The majority of organizations are not fully confident in their ability to recover data and workloads in the event of an outage. This is due in part to legacy practices of using a myriad of point product solutions to address backup and disaster recovery needs – which adds complexity, reduces visibility and increases vulnerability points. As organizations rely on a growing number of workloads and also on their data for critical, day-to-day business operations, it is necessary for IT to take stronger control over their disaster recovery infrastructure through a more unified approach.
Because business continuity is expensive to deliver, an approach that tiers service levels based on the criticality of the application and that also integrates both on and off-site resources is necessary. Mission-critical applications require the highest levels of availability with near instantaneous recovery, while secondary storage workloads require only more straightforward backups and can afford longer recovery times. A full failover to a secondary site or to the cloud might be overkill in the face of more efficient onsite recoveries. As a result, an approach that converges availability, disaster recovery and backup can help organizations ensure appropriate levels of business continuity while still controlling their costs.
Arcserve Appliance 9000 Series
For its part, Arcserve is converging disaster recovery, backup and application availability for the midmarket via its new Arcserve 9000 appliance. The appliance was designed to provide more affordable disaster recovery, to increase scalability, and to simplify support for hardware, software and cloud services – especially when compared to using multiple point solutions.

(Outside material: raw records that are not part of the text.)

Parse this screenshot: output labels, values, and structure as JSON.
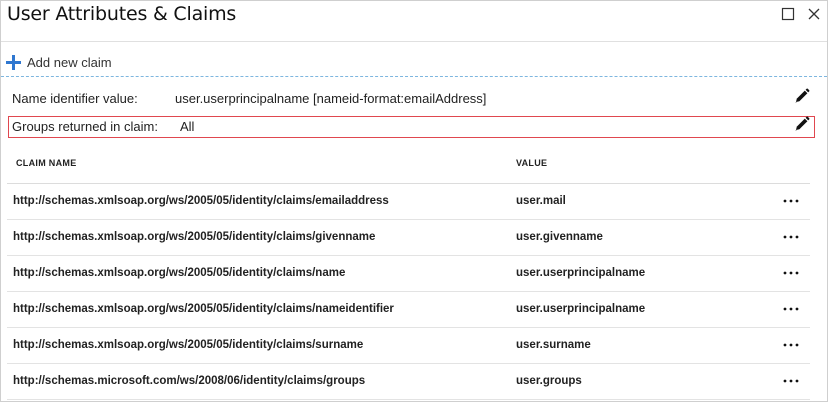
{
  "window": {
    "title": "User Attributes & Claims"
  },
  "toolbar": {
    "add_claim_label": "Add new claim"
  },
  "name_identifier": {
    "label": "Name identifier value:",
    "value": "user.userprincipalname [nameid-format:emailAddress]"
  },
  "groups_claim": {
    "label": "Groups returned in claim:",
    "value": "All"
  },
  "table": {
    "headers": {
      "claim_name": "CLAIM NAME",
      "value": "VALUE"
    },
    "rows": [
      {
        "name": "http://schemas.xmlsoap.org/ws/2005/05/identity/claims/emailaddress",
        "value": "user.mail"
      },
      {
        "name": "http://schemas.xmlsoap.org/ws/2005/05/identity/claims/givenname",
        "value": "user.givenname"
      },
      {
        "name": "http://schemas.xmlsoap.org/ws/2005/05/identity/claims/name",
        "value": "user.userprincipalname"
      },
      {
        "name": "http://schemas.xmlsoap.org/ws/2005/05/identity/claims/nameidentifier",
        "value": "user.userprincipalname"
      },
      {
        "name": "http://schemas.xmlsoap.org/ws/2005/05/identity/claims/surname",
        "value": "user.surname"
      },
      {
        "name": "http://schemas.microsoft.com/ws/2008/06/identity/claims/groups",
        "value": "user.groups"
      }
    ]
  },
  "icons": {
    "maximize": "maximize-icon",
    "close": "close-icon",
    "add": "plus-icon",
    "edit": "pencil-icon",
    "more": "ellipsis-icon"
  },
  "colors": {
    "accent_blue": "#2f77d0",
    "highlight_border": "#e0474f",
    "toolbar_divider": "#7db6df"
  }
}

From a disaster recovery perspective, the appliance offers up to 20 CPU cores and 768 GB of RAM. Unlike many competing offerings, the appliance can host applications during a server or storage system outage. The client doesn’t need to purchase additional standby hardware with the new Arcserve solution. According to Arcserve, dozens of copies of physical and virtual systems may be spun up directly on the appliance. RAM may be expanded in eight of the 11 new models to be able to run more hosts in the event of a failure. Meanwhile, cloud disaster recovery-as-a-service may be added on for integration with offsite copies, as may high availability in the form of CDP-based failover and failback.
In terms of scalability, the system can support up to 504 TB of effective capacity (assuming a 20:1 deduplication ratio). It can manage up to 6 PB of backups. To expand capacity, additional drives simply need to be loaded into the bay, according to Arcserve; there is no need for an engineer to guide the customer through the process.
Because it is a singular box that integrates with cloud services, it is simpler to install and configure. Meanwhile, Arcserve offers both four hour and next business day on-site support. Analytics provides a view into capacity and performance utilization to help IT managers make better decisions about which appliance to route jobs.
To increase the system’s reliability and performance, Arcserve is now using a leading, U.S.-based server hardware provider as opposed to commodity alternatives. Also, the 9000 appliances may be deployed in a 2U model for high redundancy of power supplies, SSDs, etc.
StorageSwiss Take
Patchwork, disjointed solutions create high risk via multiple points of failure and add substantial complexity, especially for smaller organizations with limited IT staff. Midmarket companies will find value in the more singular vantage point and control of disaster recovery for on and off-premises resources enabled by the Arcserve 9000. They should be aware, however, that jobs still need to be manually routed across systems – and that Arcserve’s core software platforms (UDP, Arcserve Backup and RHA) have yet to be centralized under a single user interface (but this is on the roadmap). Competitively speaking, the ability to run disaster recovery directly on the appliance is a key differentiator compared to peers.